Muitos pacientes temem o aumento inicial da ansiedade, mas a experiência tem demonstrado que o aumento da freqüência cardíaca, observado às vezes, não apresenta nenhum risco ao sistema cardiocirculatório (como uma crise de angina ou um infarto, desmaios, crise de loucura, etc.).

Algumas pessoas perguntam se o fato de eliminar um sintoma não faz com que automaticamente surja outro em seu lugar. Na verdade, isso nunca foi constatado, devendo, portanto, ser considerado um mito. Observa-se, sim, que o sintoma eliminado com os exercícios geralmente não volta. Contudo, pode ocorrer a eliminação de alguns sintomas enquanto outros permanecem inalterados.

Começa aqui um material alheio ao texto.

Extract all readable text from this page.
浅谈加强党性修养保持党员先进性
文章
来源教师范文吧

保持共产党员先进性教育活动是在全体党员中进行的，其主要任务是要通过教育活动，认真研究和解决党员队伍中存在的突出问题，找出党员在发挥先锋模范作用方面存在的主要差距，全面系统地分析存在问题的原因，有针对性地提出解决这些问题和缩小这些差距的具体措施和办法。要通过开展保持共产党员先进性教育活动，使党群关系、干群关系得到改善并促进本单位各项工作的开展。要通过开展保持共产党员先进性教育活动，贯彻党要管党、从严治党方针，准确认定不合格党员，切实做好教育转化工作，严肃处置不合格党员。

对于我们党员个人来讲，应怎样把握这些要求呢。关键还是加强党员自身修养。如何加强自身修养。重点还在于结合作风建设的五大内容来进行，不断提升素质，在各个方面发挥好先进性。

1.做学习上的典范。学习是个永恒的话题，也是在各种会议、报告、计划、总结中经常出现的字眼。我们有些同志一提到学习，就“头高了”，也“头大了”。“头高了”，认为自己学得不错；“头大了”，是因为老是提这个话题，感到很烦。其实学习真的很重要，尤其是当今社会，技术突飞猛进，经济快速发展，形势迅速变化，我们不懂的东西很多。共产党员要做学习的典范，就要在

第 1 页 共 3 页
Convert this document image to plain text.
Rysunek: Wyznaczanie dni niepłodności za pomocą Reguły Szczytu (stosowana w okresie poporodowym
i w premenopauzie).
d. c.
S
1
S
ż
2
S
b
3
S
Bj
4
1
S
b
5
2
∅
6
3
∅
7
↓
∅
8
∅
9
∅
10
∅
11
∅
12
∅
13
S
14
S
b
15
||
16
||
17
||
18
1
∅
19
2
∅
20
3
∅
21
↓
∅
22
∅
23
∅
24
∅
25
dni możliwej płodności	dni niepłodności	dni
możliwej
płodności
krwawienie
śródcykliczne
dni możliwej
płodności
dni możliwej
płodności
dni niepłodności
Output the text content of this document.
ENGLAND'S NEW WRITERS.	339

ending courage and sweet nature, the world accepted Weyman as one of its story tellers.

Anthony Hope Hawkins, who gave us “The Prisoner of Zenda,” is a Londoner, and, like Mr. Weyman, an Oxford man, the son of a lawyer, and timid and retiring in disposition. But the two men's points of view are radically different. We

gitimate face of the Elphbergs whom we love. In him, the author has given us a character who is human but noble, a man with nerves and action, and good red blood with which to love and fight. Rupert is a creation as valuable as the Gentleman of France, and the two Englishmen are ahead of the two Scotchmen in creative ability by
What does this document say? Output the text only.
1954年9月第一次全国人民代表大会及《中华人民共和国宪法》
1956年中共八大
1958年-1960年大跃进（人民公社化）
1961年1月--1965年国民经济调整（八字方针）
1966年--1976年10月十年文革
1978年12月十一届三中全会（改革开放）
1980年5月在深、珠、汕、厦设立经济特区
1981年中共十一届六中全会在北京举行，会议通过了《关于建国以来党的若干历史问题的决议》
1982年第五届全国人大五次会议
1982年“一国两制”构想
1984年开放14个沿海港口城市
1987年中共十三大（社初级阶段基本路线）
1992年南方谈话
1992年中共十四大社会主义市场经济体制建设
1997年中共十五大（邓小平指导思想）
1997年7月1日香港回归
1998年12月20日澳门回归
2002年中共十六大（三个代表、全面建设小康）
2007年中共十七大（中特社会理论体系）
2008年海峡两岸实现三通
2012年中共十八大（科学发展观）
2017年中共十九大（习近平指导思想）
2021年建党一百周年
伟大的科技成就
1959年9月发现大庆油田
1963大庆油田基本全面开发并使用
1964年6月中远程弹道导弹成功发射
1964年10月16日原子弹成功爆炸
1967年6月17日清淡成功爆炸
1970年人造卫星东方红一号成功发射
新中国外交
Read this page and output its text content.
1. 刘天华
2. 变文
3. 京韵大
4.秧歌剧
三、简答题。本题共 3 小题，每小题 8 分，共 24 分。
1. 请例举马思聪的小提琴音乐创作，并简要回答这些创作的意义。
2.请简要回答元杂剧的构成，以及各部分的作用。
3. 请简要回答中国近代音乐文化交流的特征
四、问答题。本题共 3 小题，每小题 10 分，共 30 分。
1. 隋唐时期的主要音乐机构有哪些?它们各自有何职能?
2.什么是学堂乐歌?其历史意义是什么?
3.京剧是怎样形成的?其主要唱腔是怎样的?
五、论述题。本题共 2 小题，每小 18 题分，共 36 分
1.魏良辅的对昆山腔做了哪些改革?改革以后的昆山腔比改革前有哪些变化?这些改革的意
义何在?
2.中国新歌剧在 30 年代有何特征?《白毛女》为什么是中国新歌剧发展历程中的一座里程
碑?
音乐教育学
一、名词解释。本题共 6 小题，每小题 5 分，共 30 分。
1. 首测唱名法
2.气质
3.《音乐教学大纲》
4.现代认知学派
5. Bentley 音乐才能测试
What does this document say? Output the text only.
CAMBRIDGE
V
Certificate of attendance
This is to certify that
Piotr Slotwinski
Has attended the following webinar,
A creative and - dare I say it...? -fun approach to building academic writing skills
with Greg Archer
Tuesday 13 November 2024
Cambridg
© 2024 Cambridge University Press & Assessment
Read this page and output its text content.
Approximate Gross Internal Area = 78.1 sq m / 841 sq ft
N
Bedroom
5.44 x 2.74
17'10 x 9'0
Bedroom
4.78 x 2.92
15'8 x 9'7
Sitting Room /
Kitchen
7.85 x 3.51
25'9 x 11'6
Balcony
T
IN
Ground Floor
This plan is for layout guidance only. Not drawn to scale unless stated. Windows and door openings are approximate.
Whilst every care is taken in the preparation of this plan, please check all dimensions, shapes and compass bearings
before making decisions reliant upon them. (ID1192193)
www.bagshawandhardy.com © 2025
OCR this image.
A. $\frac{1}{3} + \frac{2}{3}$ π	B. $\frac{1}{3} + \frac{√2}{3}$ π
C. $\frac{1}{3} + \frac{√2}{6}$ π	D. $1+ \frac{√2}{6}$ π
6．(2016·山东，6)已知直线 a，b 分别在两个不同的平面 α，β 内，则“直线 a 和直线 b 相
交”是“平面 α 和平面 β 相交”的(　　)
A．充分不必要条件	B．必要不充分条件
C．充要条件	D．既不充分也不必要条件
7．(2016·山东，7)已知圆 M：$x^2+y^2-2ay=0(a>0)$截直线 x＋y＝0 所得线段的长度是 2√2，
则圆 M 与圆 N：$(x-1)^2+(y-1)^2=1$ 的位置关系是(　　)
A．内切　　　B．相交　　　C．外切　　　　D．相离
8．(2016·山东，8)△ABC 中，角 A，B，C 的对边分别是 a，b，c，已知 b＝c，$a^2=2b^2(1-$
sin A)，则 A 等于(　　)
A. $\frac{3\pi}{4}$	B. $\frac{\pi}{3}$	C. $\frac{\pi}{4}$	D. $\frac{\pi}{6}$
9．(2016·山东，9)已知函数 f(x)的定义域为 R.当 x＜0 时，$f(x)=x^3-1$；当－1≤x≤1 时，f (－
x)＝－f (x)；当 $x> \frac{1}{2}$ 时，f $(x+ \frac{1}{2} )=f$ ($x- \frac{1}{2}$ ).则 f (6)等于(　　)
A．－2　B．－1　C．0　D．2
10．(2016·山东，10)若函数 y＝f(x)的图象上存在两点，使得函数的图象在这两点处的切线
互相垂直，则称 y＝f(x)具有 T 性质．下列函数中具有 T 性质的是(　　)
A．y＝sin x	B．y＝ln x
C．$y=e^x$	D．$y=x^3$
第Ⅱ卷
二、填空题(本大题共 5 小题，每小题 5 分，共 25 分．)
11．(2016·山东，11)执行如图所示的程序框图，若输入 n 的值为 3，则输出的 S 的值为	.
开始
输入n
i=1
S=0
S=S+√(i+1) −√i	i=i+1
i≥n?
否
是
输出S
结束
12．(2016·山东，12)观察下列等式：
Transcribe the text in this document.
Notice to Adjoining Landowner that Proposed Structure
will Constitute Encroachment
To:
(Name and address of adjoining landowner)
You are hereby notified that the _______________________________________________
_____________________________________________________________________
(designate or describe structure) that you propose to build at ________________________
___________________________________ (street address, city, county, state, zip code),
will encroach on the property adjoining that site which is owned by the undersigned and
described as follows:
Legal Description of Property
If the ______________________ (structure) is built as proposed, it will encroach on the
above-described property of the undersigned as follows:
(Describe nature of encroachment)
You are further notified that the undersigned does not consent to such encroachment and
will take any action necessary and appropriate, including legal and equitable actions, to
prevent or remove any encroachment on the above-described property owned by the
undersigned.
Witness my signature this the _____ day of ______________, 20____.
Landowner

A terapia cognitivo-comportamental: ETAPAS

Na terapia cognitivo-comportamental, além de comparecer às sessões, nas quais recebe informações sobre o TOC e sobre os recursos e técnicas disponíveis para vencer os sintomas, o paciente faz exercícios práticos junto com o terapeuta, aprendendo a usar tais recursos técnicos para, depois, aplicá-los em seu próprio domicílio ou local de trabalho. Usualmente, no início do tratamento, é elaborada uma lista de todas as obsessões, evitações e rituais. Os sintomas são classificados de acordo com o grau de aflição que provocam ou com o grau de dificuldade em enfrentá-los. A partir dessa lista hierarquizada, os exercícios de exposição e prevenção de resposta que serão realizados nos intervalos das sessões (em casa) são planejados semanalmente. Deve-se começar pelos sintomas considerados mais fáceis ou que provocam menos ansiedade, deixando-se para mais adiante os mais difíceis. Os exercícios são sempre decididos em acordo com o terapeuta, e devem apresentar um nível de dificuldade considerado perfeitamente suportável. É necessário que o paciente dedique um mínimo de tempo, uma a duas horas por dia, à realização dos exercícios.